Il calcio vuole porte aperte e scorta il Milan dal giudice

Oggi la decisione sul ricorso. Ipotesi chiusura di un settore. Class action degli abbonati

Il calcio vuole porte aperte e scorta il Milan dal giudice

Risolvere un caso per poter poi correggere un errore e scongiurare che, a discriminazione, si aggiunga discriminazione. Oggi la Corte di giustizia federale si riunirà per esaminare il ricorso del Milan contro la chiusura di San Siro per la sfida contro l'Udinese. Una decisione ritenuta abnorme non solo dal club rossonero, ma praticamente da tutte le componenti del mondo del pallone. Il Milan non sarà solo oggi, al suo fianco ci sono le altre 19 società di Serie A che hanno firmato la lettera indirizzata alla Federazione. Ci sono i tifosi, anche con una class action di un gruppo di abbonati. E anche la Federcalcio che ha ammesso la necessità di rivedere le pene mentre Platini si è chiamato fuori: «Il concetto di discriminazione territoriale l'ho imparato qui».
Al coro ieri si è aggiunto il numero uno del Coni, Giovanni Malagò: «Serve buonsenso. Si corra ai ripari e si trovi una soluzione». É una «vicenda un pochino assurda» che nasce «sulla base di un regolamento dell'Uefa recepito dalla Federcalcio con l'integrazione della parola “territorialità”». Il presidente del Coni ritiene «che questa legge penalizza le società in virtù della responsabilità oggettiva». La situazione è delicata perché c'è «il rischio che si arrivi a un giudice, o a una serie di giudici, che col misurino dicono cosa è sfottò e cosa invece è discriminazione. Si rischia il ridicolo». Malagò come Galliani rilancia l'urgenza della legge sugli stadi e ricorda che una recente ricerca di mercato ha evidenziato la sempre maggiore «incidenza delle tifoseria ultrà». A proposito della quale il Ministro Graziano Delrio non usa mezzi termini: «In alcuni Paesi la mancanza del tifo organizzato ha determinato un aumento delle presenze allo stadio. Quindi bisogna rispondere in maniera molto dura alle manifestazioni di intolleranza e al razzismo, non di ironia perché bisogna saper distinguere».

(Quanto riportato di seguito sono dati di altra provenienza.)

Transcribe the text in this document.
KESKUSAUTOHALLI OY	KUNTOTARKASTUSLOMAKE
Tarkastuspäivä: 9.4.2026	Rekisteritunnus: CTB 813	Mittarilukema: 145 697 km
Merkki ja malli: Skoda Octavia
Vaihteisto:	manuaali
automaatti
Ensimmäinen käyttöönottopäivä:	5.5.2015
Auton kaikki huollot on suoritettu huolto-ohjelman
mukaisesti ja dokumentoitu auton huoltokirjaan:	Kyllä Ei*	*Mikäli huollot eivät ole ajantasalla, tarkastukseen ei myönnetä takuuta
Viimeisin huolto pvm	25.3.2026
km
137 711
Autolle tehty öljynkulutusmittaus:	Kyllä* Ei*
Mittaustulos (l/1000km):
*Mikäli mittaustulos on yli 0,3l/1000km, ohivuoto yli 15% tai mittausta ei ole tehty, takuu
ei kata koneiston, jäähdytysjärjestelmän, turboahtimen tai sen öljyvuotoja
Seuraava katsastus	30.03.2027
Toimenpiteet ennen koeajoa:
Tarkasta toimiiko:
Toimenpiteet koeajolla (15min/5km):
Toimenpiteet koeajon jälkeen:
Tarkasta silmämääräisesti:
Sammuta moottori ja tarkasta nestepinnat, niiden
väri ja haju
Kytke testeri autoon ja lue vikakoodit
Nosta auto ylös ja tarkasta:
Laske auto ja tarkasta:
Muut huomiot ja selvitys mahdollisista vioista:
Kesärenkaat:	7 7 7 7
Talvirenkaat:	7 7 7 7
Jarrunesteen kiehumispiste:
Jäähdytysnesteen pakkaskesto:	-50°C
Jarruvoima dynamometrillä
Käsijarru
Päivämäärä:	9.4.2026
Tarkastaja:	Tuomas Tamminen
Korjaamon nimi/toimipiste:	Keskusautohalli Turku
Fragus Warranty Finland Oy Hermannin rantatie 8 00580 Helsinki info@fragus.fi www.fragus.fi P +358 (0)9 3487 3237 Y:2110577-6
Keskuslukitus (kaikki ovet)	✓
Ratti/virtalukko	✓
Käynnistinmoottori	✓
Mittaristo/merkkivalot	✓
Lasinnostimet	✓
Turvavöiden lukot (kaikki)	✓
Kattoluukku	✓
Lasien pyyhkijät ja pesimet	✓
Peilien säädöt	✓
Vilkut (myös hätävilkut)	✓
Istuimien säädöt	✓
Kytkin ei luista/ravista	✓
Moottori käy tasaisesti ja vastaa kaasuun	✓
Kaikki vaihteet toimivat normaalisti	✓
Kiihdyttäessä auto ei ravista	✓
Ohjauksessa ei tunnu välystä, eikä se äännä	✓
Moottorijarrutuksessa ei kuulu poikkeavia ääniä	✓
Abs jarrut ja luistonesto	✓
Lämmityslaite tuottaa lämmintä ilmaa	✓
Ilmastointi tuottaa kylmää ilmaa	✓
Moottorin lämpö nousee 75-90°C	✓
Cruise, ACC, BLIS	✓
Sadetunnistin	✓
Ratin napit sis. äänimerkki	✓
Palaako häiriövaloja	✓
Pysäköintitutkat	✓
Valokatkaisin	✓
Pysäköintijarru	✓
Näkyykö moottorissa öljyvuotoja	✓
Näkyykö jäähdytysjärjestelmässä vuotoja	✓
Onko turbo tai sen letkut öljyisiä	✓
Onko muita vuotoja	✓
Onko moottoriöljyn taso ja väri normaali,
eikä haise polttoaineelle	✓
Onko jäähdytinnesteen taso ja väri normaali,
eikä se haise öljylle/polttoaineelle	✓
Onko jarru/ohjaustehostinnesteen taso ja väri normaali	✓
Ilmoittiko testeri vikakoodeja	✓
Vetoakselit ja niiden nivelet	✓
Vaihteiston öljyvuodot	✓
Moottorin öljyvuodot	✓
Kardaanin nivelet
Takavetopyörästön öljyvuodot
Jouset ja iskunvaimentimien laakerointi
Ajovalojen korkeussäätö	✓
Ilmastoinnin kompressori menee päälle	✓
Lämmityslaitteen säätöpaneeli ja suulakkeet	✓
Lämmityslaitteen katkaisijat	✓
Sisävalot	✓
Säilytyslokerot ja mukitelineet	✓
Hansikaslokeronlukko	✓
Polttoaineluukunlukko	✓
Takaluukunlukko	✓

Anche su questo si baserà la linea difensiva dei legali rossoneri di fronte alla Corte di Giustizia federale. Il Milan punta alla revoca della squalifica o una sanzione limitata alla curva. Che poi sarebbe anche l'idea che verrebbe seguita nel consiglio federale: continuare a chiudere un settore anche nei casi di recidiva e “cancellare” la chiusura dello stadio. In quel modo verrebbero meno anche le pene come le sconfitte a tavolino e i punti di penalizzazione. Sanzioni che espongono le società al rischio ricatti.
Un problema sottovalutato dai rappresentanti della Lega Calcio in Consiglio federale. Un problema che Andrea Agnelli riporta alle origini e inquadra con minor enfasi di parte: «Questi cori sono gli stessi da 20-25 anni ma erano stati ignorati. Ora, improvvisamente, poichè c'è un principio portato avanti dall'Uefa e condiviso dalla Figc e dai club, dobbiamo combatterli. Dobbiamo combattere per un cambiamento culturale, e questa lotta richiede un po' di tempo».
Nella sua difesa il Milan sosterrà che i cori in oggetto non sono catalogabili alla voce razzismo, inteso come discriminazione della dignità umana. Porterà le prove audio in cui non c'è traccia degli slogan e di un coro partito anche dalla curva bianconera a metà secondo tempo. Utile alla causa potrebbe rivelarsi anche il supplemento di referto chiesto agli ispettori.

Quella di oggi sarà la prima tappa: il Milan, in caso di mancata soddisfazione, non si fermerà. I prossimi passi sarebbero l'Alta Corte di giustizia del Coni che potrebbe anche disporre la temporanea riapertura dell'impianto e, in caso di seconda bocciatura, decidere la chiusura per la gara successiva. E poi Tar del Lazio e Consiglio di Stato.

Arrivare fino a quel punto potrebbe condizionare la convocazione del consiglio federale straordinario per rimettere a posto le cose sul piano delle sanzioni. Ancora una volta il mondo del pallone si è complicato la vita da solo.